Censoring also helps your communication by forcing you to do something else simultaneously. It not only allows you make better decisions about what to actually say, but it shows that you're also listening more effectively to your partner. Everyone likes to be heard and listening usually encourages partners to open up more with each other. So the censoring technique is really creating other benefits, too. Not only do you make better choices about what to say and what you mean, you create a more positive and productive tone for the interaction you're having by showing that you care enough to listen. This technique builds trust into your relationship, too. Because if your partner takes the chance to talk about their feelings, and finds that you're really listening and not just sending back a sharp, defensive retort, respect and appreciation will build in your relationship. Everyone benefits from that.

Censoring and slowing down your communication are great tools but they're sometimes not enough. There are lots of ways to harm relationships. Couples in trouble have usually been engaging in poor communication habits for so long, it's hard to stop or repair them all at once. And the most unfortunate thing about destructive cycles of communication, is that they usually don't stop on their own. In the worst cases, couples just split up never knowing what really caused the break-up. A lot of my private therapy clients are divorcees who say things like, "we just couldn't communicate". I hear that all the time. So identifying and stopping destructive patterns is critical before it's too late. If things have gotten too far out of hand, or you can't do it on your own, seeing a good couples counselor can really help.

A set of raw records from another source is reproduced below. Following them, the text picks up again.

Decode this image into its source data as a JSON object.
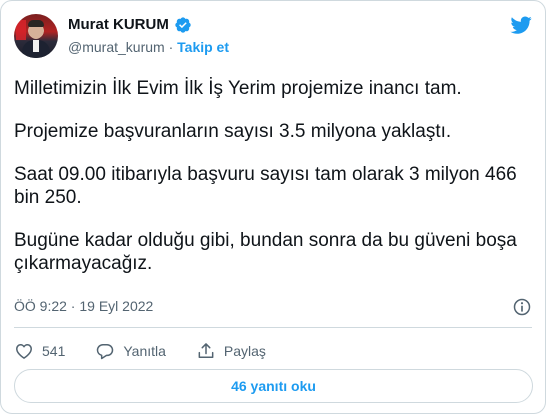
{
  "author": {
    "name": "Murat KURUM",
    "handle": "@murat_kurum",
    "separator": "·",
    "follow_label": "Takip et",
    "verified_icon": "verified-badge-icon"
  },
  "brand_icon": "twitter-bird-icon",
  "tweet": {
    "paragraphs": [
      "Milletimizin İlk Evim İlk İş Yerim projemize inancı tam.",
      "Projemize başvuranların sayısı 3.5 milyona yaklaştı.",
      "Saat 09.00 itibarıyla başvuru sayısı tam olarak 3 milyon 466 bin 250.",
      "Bugüne kadar olduğu gibi, bundan sonra da bu güveni boşa çıkarmayacağız."
    ],
    "timestamp": "ÖÖ 9:22 · 19 Eyl 2022"
  },
  "actions": {
    "like_count": "541",
    "reply_label": "Yanıtla",
    "share_label": "Paylaş"
  },
  "replies_button": "46 yanıtı oku",
  "colors": {
    "accent": "#1d9bf0",
    "text": "#0f1419",
    "secondary_text": "#536471",
    "border": "#cfd9de"
  }
}
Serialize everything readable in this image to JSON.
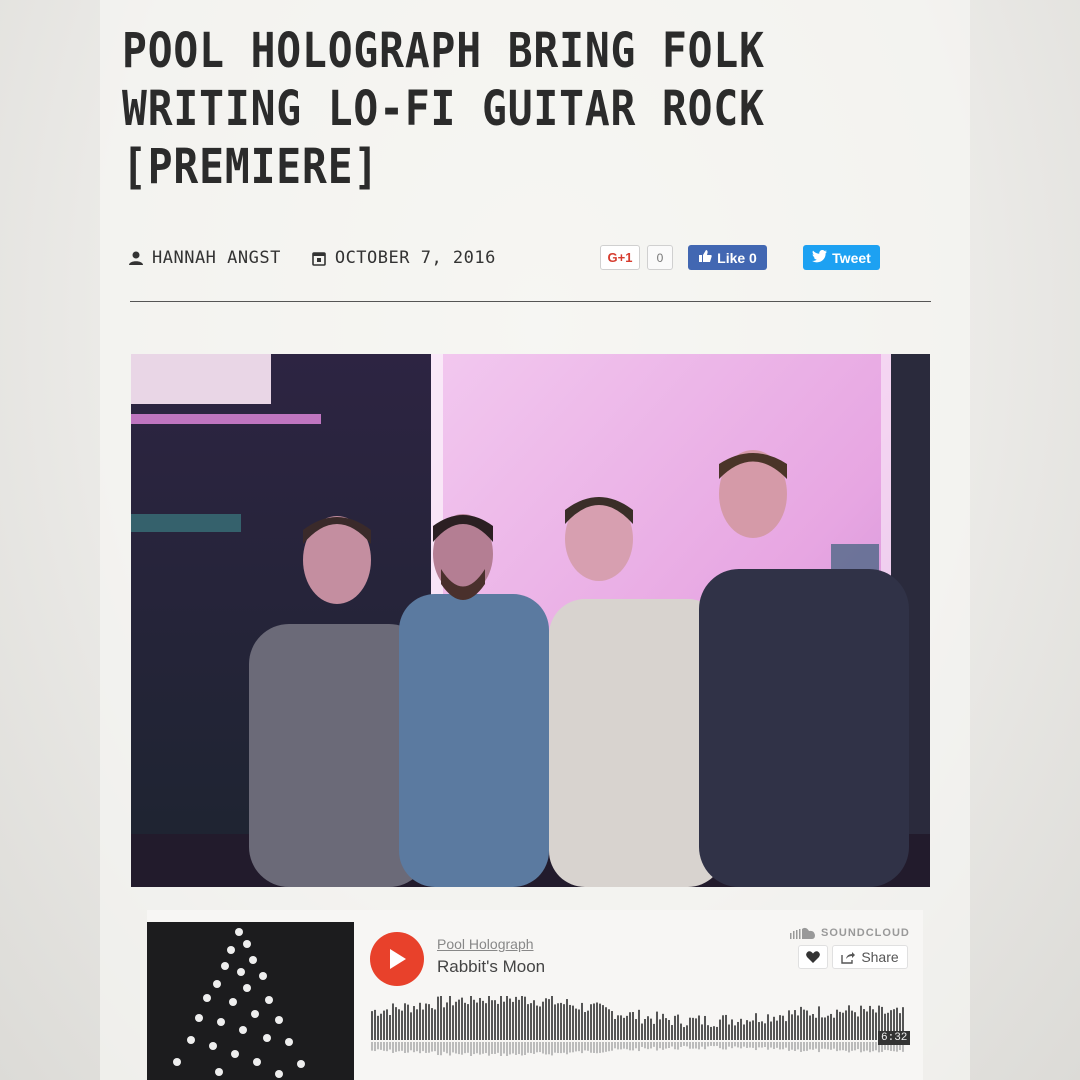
{
  "article": {
    "headline_lines": [
      "POOL HOLOGRAPH BRING FOLK",
      "WRITING LO-FI GUITAR ROCK",
      "[PREMIERE]"
    ],
    "author": "HANNAH ANGST",
    "date": "OCTOBER 7, 2016",
    "icons": {
      "author": "user-icon",
      "date": "calendar-icon"
    }
  },
  "social": {
    "gplus_label": "G+1",
    "gplus_count": "0",
    "fb_label": "Like 0",
    "tweet_label": "Tweet",
    "colors": {
      "facebook": "#4267b2",
      "twitter": "#1da1f2",
      "gplus": "#d63c2f"
    }
  },
  "photo": {
    "description_icon": "band-photo",
    "accent": "#e06fd0"
  },
  "player": {
    "artist": "Pool Holograph",
    "track": "Rabbit's Moon",
    "brand": "SOUNDCLOUD",
    "share_label": "Share",
    "duration": "6:32",
    "colors": {
      "play": "#e8412b"
    }
  }
}
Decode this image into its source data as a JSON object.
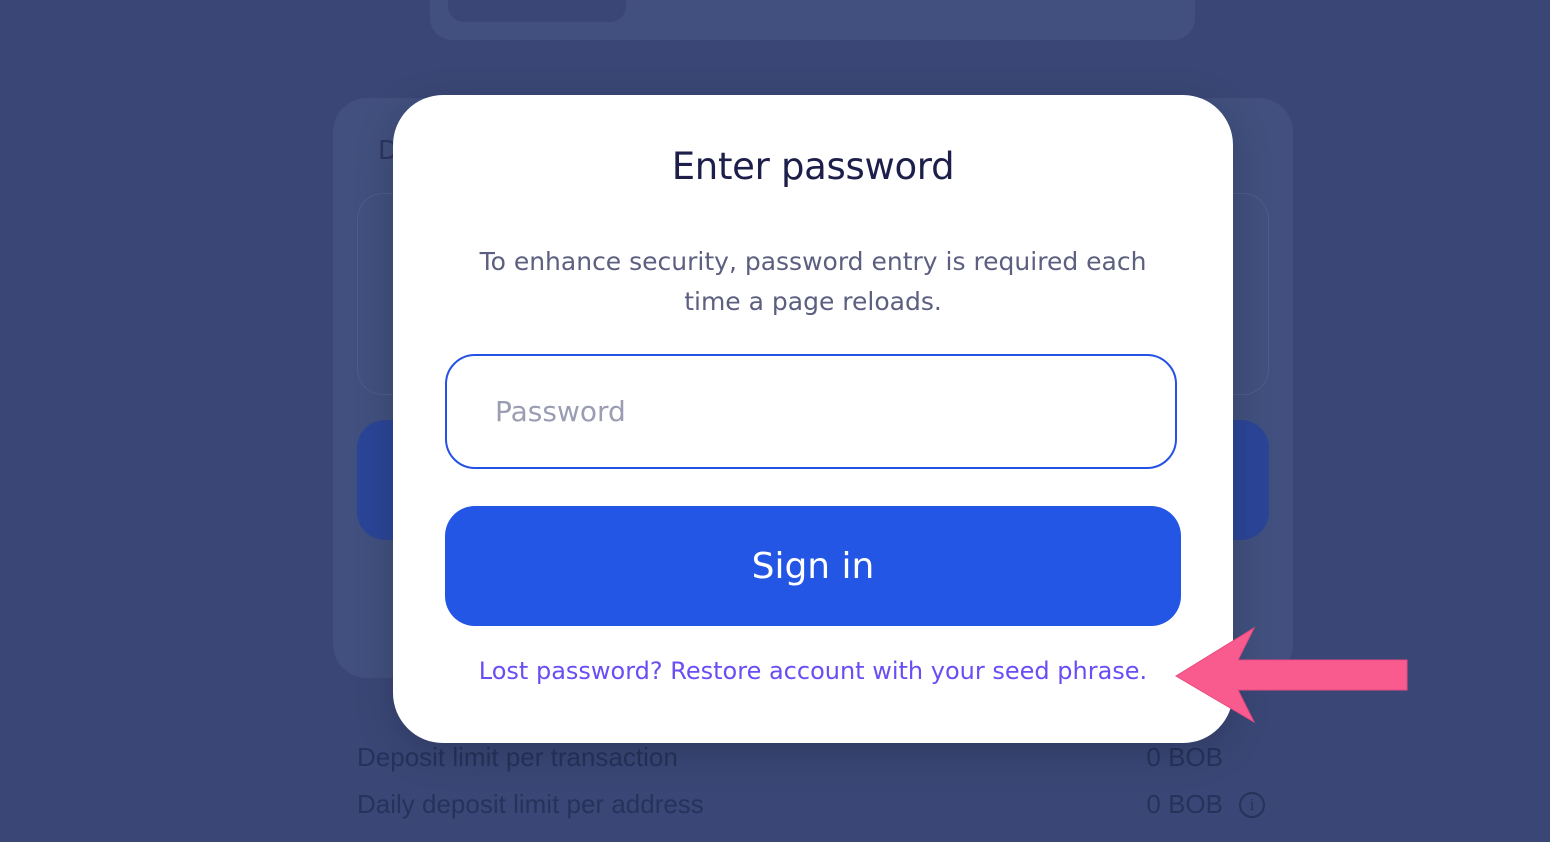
{
  "background": {
    "letter": "D",
    "limits": [
      {
        "label": "Deposit limit per transaction",
        "value": "0 BOB"
      },
      {
        "label": "Daily deposit limit per address",
        "value": "0 BOB"
      }
    ]
  },
  "modal": {
    "title": "Enter password",
    "description": "To enhance security, password entry is required each time a page reloads.",
    "password_placeholder": "Password",
    "signin_label": "Sign in",
    "restore_link": "Lost password? Restore account with your seed phrase."
  },
  "colors": {
    "accent": "#2456e6",
    "link": "#6a4df5",
    "annotation_arrow": "#fa5b8f",
    "overlay": "#3a4776"
  },
  "icons": {
    "annotation": "arrow-left-icon",
    "info": "info-icon",
    "dropdown": "chevron-down-icon"
  }
}
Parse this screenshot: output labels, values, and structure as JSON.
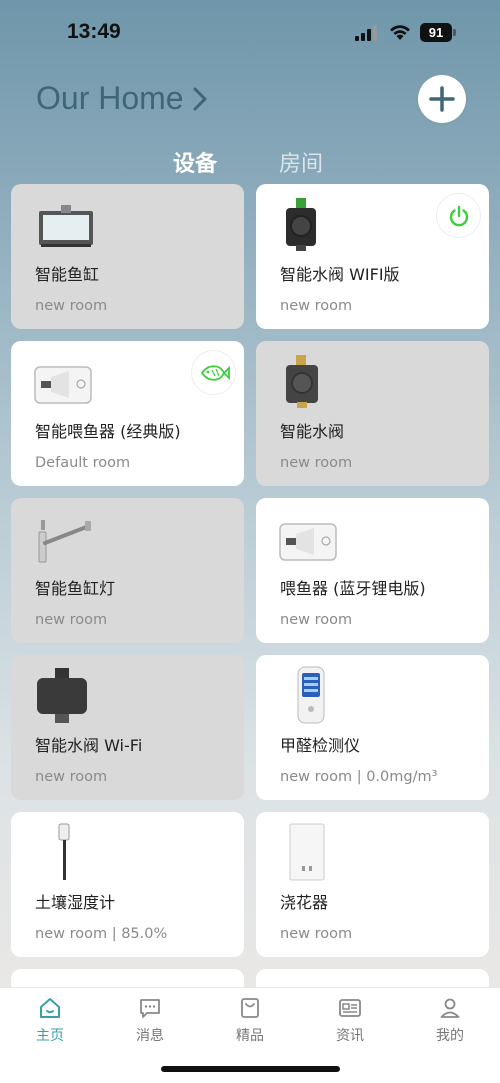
{
  "status": {
    "time": "13:49",
    "battery": "91"
  },
  "header": {
    "title": "Our Home"
  },
  "tabs": [
    "设备",
    "房间"
  ],
  "devices": [
    {
      "name": "智能鱼缸",
      "sub": "new room"
    },
    {
      "name": "智能水阀 WIFI版",
      "sub": "new room"
    },
    {
      "name": "智能喂鱼器 (经典版)",
      "sub": "Default room"
    },
    {
      "name": "智能水阀",
      "sub": "new room"
    },
    {
      "name": "智能鱼缸灯",
      "sub": "new room"
    },
    {
      "name": "喂鱼器 (蓝牙锂电版)",
      "sub": "new room"
    },
    {
      "name": "智能水阀 Wi-Fi",
      "sub": "new room"
    },
    {
      "name": "甲醛检测仪",
      "sub": "new room | 0.0mg/m³"
    },
    {
      "name": "土壤湿度计",
      "sub": "new room | 85.0%"
    },
    {
      "name": "浇花器",
      "sub": "new room"
    }
  ],
  "tabbar": [
    "主页",
    "消息",
    "精品",
    "资讯",
    "我的"
  ],
  "colors": {
    "accent": "#3aa0a8",
    "title": "#3f6677",
    "power": "#3ccf3c"
  }
}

Before trying to help couples repair and improve their interactions, it's important to learn if they still care for each other. The fact of the matter is that most of the couples who come through my doors are there willingly, and want to repair their bond. If you learn to stop and censor before saying things you might later regret, the likely outcome will be a productive encounter that keeps your focus on real issues but in a positive, solutions oriented way. Practice these new techniques and you'll be closer to a happier, more meaningful relationship.